Não devemos temer a morte, mas isso não significa que devemos relaxar com os cuidados de nossa saúde e a preservação de nossa vida orgânica, pois nosso corpo biológico é uma "ferramenta de trabalho".

 

Conforme inúmeros relatos vindos dos amigos espirituais, a experiência de desencarne é mais prazerosa do que a de reencarne, pois nossa verdadeira pátria é a espiritual. Estamos aqui na Terra em missão de progresso e a morte é o nosso retorno para casa! Como espiritistas, não devemos temer a morte, mas cuidar para não desperdiçar a vida aqui.

 

O ser humano, dotado de raciocínio e discernimento, jamais deve cair no equívoco de temer excessivamente a perda da vida corporal.

 

No leito terminal, é bastante comum o doente ver parentes que desencarnaram muito antes dele, como um prelúdio da vida no plano espiritual.

 

Nesse estado de esgotamento da energia vital, os laços que prendem o espírito ao corpo já se encontram mais relaxados, de modo que as percepções espirituais ficam mais acentuadas e chegam ao ponto em que o paciente terminal, às vezes, tem dificuldade de distinguir os companheiros desencarnados dos encarnados à sua volta.

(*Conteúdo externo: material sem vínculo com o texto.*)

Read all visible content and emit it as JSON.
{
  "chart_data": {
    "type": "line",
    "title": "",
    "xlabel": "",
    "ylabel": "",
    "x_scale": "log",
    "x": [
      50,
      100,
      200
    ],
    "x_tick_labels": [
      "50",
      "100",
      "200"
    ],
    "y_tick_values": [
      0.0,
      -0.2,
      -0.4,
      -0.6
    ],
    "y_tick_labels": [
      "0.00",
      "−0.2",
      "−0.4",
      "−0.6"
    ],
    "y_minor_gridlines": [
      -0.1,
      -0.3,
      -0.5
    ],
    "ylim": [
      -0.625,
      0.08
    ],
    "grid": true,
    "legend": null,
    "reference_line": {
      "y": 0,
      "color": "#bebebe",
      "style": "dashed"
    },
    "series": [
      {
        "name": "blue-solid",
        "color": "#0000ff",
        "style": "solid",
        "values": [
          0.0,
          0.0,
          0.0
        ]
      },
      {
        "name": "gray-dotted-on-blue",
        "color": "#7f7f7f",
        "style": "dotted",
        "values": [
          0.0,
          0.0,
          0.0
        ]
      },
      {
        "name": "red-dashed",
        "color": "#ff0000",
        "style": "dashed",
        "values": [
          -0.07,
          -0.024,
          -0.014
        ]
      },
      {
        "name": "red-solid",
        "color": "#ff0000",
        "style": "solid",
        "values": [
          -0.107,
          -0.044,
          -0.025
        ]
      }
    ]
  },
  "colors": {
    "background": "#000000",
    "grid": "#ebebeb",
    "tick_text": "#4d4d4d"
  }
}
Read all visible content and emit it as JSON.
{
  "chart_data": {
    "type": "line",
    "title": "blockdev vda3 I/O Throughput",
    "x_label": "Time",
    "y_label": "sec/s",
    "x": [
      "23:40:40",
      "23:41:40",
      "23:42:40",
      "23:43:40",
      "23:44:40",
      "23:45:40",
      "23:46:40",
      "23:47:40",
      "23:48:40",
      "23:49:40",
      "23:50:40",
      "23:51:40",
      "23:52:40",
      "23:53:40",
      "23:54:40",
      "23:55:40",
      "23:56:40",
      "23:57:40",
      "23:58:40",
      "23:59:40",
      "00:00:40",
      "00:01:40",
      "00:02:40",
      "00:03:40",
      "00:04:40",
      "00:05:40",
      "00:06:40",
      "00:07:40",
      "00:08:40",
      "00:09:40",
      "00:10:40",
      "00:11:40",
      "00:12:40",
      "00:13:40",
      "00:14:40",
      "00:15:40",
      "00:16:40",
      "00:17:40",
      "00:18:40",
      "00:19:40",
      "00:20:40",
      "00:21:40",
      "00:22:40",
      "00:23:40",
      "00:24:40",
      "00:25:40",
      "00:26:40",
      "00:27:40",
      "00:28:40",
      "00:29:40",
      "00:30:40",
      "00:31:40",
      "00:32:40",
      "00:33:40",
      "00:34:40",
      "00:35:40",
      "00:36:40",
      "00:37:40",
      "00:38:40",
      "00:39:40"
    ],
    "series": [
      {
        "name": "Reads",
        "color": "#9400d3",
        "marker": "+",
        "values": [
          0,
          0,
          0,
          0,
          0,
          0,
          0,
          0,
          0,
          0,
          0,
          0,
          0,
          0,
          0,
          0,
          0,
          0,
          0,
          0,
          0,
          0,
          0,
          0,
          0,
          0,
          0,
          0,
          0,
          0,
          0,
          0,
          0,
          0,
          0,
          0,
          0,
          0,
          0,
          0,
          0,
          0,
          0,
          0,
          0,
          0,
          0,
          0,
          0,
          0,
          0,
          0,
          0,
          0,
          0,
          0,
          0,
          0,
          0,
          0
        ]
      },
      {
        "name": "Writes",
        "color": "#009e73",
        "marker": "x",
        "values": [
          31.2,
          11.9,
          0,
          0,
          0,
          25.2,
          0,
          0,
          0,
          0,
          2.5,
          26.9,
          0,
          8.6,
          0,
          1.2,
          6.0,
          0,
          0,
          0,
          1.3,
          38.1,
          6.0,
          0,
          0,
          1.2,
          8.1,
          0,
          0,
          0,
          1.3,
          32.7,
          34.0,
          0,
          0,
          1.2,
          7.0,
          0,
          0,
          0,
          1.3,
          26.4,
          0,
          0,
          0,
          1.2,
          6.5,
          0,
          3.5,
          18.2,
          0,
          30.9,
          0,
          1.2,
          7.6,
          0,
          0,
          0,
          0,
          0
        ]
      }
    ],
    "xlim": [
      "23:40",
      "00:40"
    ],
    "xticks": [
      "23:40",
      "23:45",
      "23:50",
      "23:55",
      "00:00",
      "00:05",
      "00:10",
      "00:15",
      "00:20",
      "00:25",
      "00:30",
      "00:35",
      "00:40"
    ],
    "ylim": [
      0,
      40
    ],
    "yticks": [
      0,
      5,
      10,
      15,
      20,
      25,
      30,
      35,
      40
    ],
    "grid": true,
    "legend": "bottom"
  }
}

São preparativos para uma transição mais suave.

 

Algumas vezes, os espíritas se vêem defrontados com situações nas quais são questionados naturalmente sobre a morte e, como seu "trato" com ela é muito mais natural, às vezes choca as pessoas.

 

O espírita deve ter uma postura natural sobre a morte. Entretanto, cabe a ele distinguir cada situação, devemos sempre respeitar a dor alheia. A esposa que chora junto ao caixão de seu esposo merece receber atenção e consolo, portanto, mesmo que tenhamos a convicção de que o momento daquele homem já havia chegado e que ele estará muito melhor no plano espiritual do que se permanecesse aqui entre nós, devemos respeitar o momento da esposa chorosa e não chocá-la com uma visão que lhe seja incompreensível. Nem todas as pessoas estão devidamente preparadas para encarar a realidade dos fatos e, assim, há que se ter discernimento para que nossas convicções não causem mais prejuízo do que auxílio.

 

O temor da morte vai desaparecendo a medida que o entendimento vai sedimentando.Esse receio existe na alma de muitos espíritas. Para evitarmos esse desapontamento no futuro, após o desencarne, o melhor a fazer é agir desde já.

 

Na questão 919 de O Livro dos Espíritos, Santo Agostinho evoca um mandamento de um filósofo grego: "Conhece-te a ti mesmo". A recomendação é que cada um de nós reserve um momento fixo para meditar sobre tudo que fizemos de certo ou errado em nosso dia. Se monitorarmos nosso progresso, nossas oportunidades aproveitadas ou desperdiçadas diariamente terão mais chances de alterar nosso rumo na vida. Uma existência terrena seguida dentro da lei divina é uma infalível receita para se chegar à felicidade após a morte.